O policial assentiu e recuou um passo.
— Muito obrigado pela sua colaboração.
Ao contrário do calmo Menem, José estava um tanto nervoso. Na estação parecia haver mais policiais do que passageiros. Ao atravessarem a barreira, José sussurrou a Menem:
— Acho que estão de olho na gente. Vai ser perigoso.
Menem não respondeu e ficou parado na frente da estação, esperando alguém da casa de Aquiles Serdán que supostamente deveria ir recebê-los. Minutos ansiosos se passaram, mas ninguém apareceu.
— E agora? — perguntou José.
Menem sacou do bolso o relógio. Trinta minutos já.
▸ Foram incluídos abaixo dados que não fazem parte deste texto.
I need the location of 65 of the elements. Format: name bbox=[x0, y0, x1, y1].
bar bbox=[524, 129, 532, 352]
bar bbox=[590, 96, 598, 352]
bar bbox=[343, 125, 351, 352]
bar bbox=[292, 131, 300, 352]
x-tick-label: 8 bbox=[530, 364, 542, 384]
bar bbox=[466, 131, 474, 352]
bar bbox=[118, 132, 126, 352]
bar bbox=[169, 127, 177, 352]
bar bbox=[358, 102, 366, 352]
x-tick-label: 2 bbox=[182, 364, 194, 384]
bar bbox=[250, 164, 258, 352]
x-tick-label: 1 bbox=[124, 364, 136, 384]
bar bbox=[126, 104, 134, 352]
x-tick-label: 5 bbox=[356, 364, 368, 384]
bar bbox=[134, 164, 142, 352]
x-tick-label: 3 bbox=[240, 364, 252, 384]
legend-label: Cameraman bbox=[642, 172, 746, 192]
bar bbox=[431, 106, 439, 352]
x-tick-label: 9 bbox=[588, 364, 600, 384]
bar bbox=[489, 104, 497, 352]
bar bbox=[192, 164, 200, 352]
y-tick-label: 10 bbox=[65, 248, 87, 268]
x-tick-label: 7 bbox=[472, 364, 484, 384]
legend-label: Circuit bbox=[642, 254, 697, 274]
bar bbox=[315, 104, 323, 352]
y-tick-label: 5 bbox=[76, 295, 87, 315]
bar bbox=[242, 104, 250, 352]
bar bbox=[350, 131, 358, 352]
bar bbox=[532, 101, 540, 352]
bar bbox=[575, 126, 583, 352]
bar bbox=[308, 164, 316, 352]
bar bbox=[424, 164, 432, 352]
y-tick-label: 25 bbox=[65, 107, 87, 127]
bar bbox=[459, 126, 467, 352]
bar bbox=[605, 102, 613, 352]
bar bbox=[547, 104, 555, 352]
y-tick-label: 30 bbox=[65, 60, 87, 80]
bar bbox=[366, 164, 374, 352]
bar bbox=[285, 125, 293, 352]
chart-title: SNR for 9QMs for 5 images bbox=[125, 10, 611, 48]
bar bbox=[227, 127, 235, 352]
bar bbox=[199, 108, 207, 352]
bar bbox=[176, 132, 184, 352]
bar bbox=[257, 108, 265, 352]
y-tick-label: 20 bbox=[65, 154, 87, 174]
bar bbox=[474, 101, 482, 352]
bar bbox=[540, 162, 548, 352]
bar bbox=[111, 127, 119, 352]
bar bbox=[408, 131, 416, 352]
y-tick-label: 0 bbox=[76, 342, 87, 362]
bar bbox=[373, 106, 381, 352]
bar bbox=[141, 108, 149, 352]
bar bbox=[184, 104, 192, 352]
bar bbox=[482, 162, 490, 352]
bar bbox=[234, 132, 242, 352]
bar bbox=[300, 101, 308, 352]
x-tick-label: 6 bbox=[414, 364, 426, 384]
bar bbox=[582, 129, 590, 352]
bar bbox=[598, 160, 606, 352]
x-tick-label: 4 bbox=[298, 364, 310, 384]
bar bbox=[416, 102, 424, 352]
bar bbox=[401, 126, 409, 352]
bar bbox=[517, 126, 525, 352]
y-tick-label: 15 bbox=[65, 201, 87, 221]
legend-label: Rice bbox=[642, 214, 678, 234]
Não era possível.
— Veja se existe algum hotel limpo por aqui, e se houver volte trazendo um carregador.
José saiu apressado.
Menem recebera de Serdán um memorando na semana anterior, mais ou menos duas semanas depois de Francisco Madero, então em San Antonio, Texas, convocar uma rebelião armada. Naquela semana anterior iniciou-se a revolução, em 20 de novembro. Apoiador apaixonado de Madero e amigo de Menem, Aquiles Serdán secretamente retornara à sua base de operações em Puebla para organizar a insurreição e enviara o memorando a Menem pedindo que ele se juntasse à causa. No memorando dizia que quinhentos liberalistas se reuniriam na sua casa, um número surpreendente. No entanto, ninguém tinha aparecido na estação.
Pouco depois, José voltou com um carregador idoso e corcunda. Com uma mala apoiada nas costas e segurando a outra na mão, o carregador os conduziu até o hotel. José ofereceu-se para carregar uma das malas, mas o carregador recusou a ajuda. O hotel era pequeno e aconchegante. O dono, que estava no saguão, pareceu surpreso com a aparência esplêndida de Menem.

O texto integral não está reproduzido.